Я спрашивала его с беспокойством; мы так долго жили в своем кругу, бок о бок, без свидетелей: этот взгляд со стороны внезапно растревожил меня.

— Французские интеллектуалы в тупике. Настал их черед, — добавил он не без удовлетворения. — Их искусство, их мысль сохранят смысл лишь в том случае, если сумеет удержаться определенная цивилизация; а если они захотят спасти ее, то у них не останется ни сил, ни времени ни для искусства, ни для мысли.

— Робер не в первый раз активно занимается политикой, — возразила я. — Но это никогда не мешало ему писать.

— Да, в тридцать четвертом году Дюбрей уделял много времени антифашистской борьбе, — учтиво согласился Скрясин, — но это казалось ему морально совместимым с литературными занятиями. — И не без гнева добавил: — Во Франции вы никогда не ощущали во всей неотвратимости давления истории; в СССР, в Австрии, в Германии от нее нельзя было скрыться. Вот почему я, например, не писал.

— Вы писали.

— Думаете, я тоже не мечтал о других книгах? Но об этом и речи не могло быть. — Он пожал плечами. — Надо было иметь за собой незыблемую традицию гуманизма, чтобы интересоваться проблемами культуры перед лицом Сталина и Гитлера. Разумеется, — продолжал он, — в стране Дидро, Виктора Гюго, Жореса воображают, что культура и политика шагают рука об руку. Париж долгое время считал себя Афинами. Афины больше не существуют, все кончено.

— Что касается ощущения давления истории, думаю, что Робер мог бы поспорить с вами.

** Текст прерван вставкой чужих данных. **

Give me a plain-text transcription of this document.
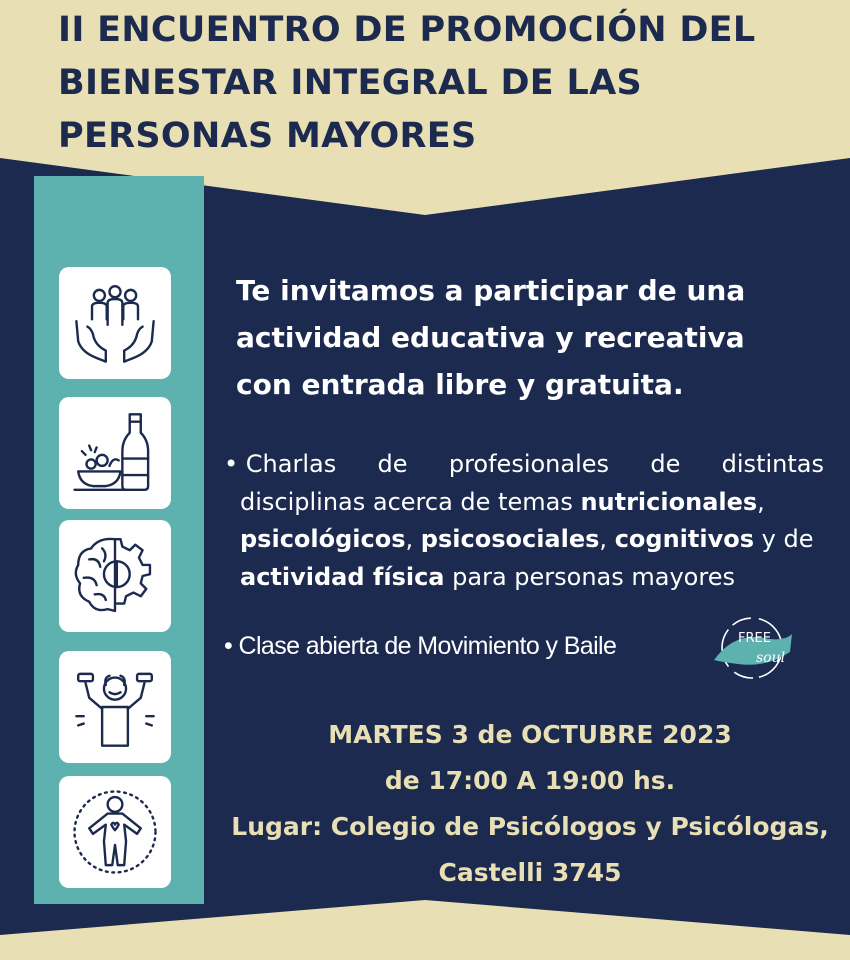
II ENCUENTRO DE PROMOCIÓN DEL
BIENESTAR INTEGRAL DE LAS
PERSONAS MAYORES

Te invitamos a participar de una
actividad educativa y recreativa
con entrada libre y gratuita.

• Charlas de profesionales de distintas
disciplinas acerca de temas nutricionales ,
psicológicos , psicosociales , cognitivos y de
actividad física para personas mayores
• Clase abierta de Movimiento y Baile	FREE
soul
MARTES 3 de OCTUBRE 2023
de 17:00 A 19:00 hs.
Lugar: Colegio de Psicólogos y Psicólogas,
Castelli 3745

— Я не нападаю на вашего мужа, — сказал Скрясин с усмешкой, означавшей, что он не принимает в расчет мои слова; он сводил их к всплеску супружеской лояльности. — Кстати, — добавил он, — на мой взгляд, два самых великих ума нашего времени — это Робер Дюбрей и Томас Манн. И если я предсказываю, что он оставит литературу, то как раз потому, что верю в его прозорливость.

Я пожала плечами; если он хотел задобрить меня, то ошибся: я терпеть не могла Томаса Манна.

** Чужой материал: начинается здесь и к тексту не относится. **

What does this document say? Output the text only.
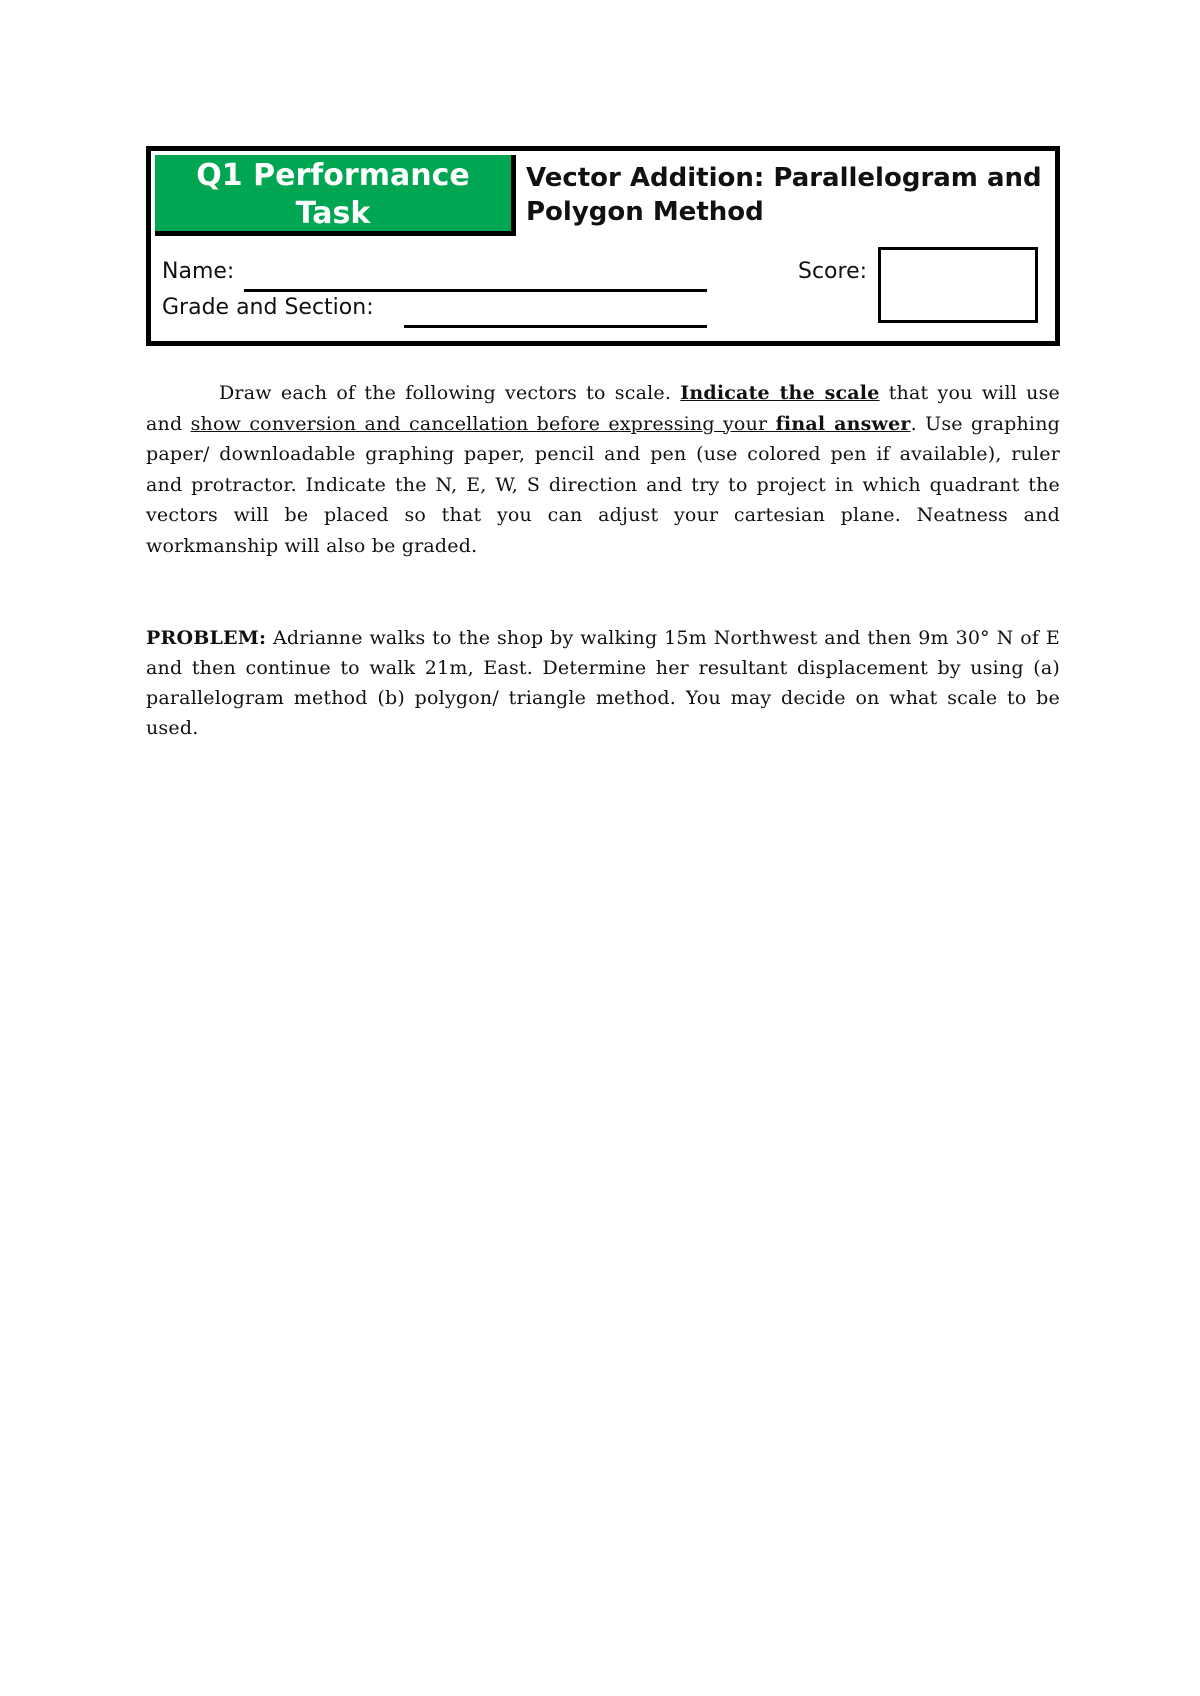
Q1 Performance
Task
Vector Addition: Parallelogram and
Polygon Method
Name:
Grade and Section:
Score:

Draw each of the following vectors to scale. Indicate the scale that you will use and show conversion and cancellation before expressing your final answer. Use graphing paper/ downloadable graphing paper, pencil and pen (use colored pen if available), ruler and protractor. Indicate the N, E, W, S direction and try to project in which quadrant the vectors will be placed so that you can adjust your cartesian plane. Neatness and workmanship will also be graded.

PROBLEM: Adrianne walks to the shop by walking 15m Northwest and then 9m 30° N of E and then continue to walk 21m, East. Determine her resultant displacement by using (a) parallelogram method (b) polygon/ triangle method. You may decide on what scale to be used.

— Никогда Робер не откажется писать, — заявила я.

— Самое примечательное в творчестве Дюбрея, — сказал Скрясин, — это то, что он сумел сочетать высокие эстетические требования с революционным вдохновением. И в жизни он претворил аналогичное равновесие: организовывал комитеты бдительности и писал романы. Но дело в том, что такое прекрасное равновесие стало невозможно.

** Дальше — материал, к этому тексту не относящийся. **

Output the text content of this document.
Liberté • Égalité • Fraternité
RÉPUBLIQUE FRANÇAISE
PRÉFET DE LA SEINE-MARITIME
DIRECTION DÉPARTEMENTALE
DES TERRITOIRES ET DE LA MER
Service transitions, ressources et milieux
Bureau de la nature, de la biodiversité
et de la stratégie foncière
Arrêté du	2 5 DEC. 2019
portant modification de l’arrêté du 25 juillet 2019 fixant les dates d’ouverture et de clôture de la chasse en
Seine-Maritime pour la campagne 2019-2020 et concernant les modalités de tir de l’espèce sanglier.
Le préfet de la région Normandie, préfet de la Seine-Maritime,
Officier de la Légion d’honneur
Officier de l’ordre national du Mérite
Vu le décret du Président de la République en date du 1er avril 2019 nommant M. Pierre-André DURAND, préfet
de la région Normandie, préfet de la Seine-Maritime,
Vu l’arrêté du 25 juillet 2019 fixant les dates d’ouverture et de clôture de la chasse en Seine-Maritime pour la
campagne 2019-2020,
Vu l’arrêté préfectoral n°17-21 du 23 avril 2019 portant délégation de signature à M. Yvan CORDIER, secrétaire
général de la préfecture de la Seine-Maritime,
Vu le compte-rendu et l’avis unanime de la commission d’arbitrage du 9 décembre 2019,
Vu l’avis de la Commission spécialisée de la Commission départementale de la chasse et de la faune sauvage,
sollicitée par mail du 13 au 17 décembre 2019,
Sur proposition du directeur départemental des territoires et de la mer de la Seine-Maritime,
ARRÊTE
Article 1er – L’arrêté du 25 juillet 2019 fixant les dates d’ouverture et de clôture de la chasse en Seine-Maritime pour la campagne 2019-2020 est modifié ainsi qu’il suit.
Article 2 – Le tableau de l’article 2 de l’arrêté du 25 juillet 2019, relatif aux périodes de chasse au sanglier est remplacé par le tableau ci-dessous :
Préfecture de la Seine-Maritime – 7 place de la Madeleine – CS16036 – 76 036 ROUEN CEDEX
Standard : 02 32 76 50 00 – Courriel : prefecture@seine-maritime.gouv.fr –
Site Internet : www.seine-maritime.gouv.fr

— Робер придумает другое, положитесь на него, — возразила я.

— Он пожертвует эстетическими требованиями, — сказал Скрясин. Лицо его просияло, и он спросил с торжествующим видом: — Что вы знаете о доисторическом периоде?

— Не больше, чем о шахматах.

— Но, может быть, вам известно, что в течение длительного времени стенная роспись и предметы, найденные при раскопках, свидетельствовали о непрерывном художественном развитии. Потом внезапно рисунки и скульптуры исчезают, на протяжении нескольких веков отмечается упадок, совпадающий с развитием новой техники. Так вот, мы вступаем в эпоху, когда в силу разных причин человечество столкнется с проблемами, которые лишат его роскоши самовыражения.

— Рассуждения по аналогии мало что доказывают, — сказала я.

— Оставим это сравнение, — терпеливо продолжал Скрясин. — Полагаю, вы пережили войну в непосредственной близости и потому не в силах хорошенько осмыслить ее; это не просто война, тут другое: сокрушение некоего общества и даже мира; начало уничтожения. Развитие науки и техники, перемены в экономике до такой степени потрясут землю, что даже наша манера мыслить и чувствовать в корне изменится: нам будет трудно вспомнить, какими мы были прежде. Наряду с прочим, искусство и литература покажутся нам не более чем устаревшими забавами {13}.

Я покачала головой, а Скрясин с жаром продолжал:

— Судите сами, сохранит ли значение послание французских писателей в тот день, когда господство над миром будет принадлежать СССР или США? Никто их уже не поймет, даже такой язык выйдет из употребления.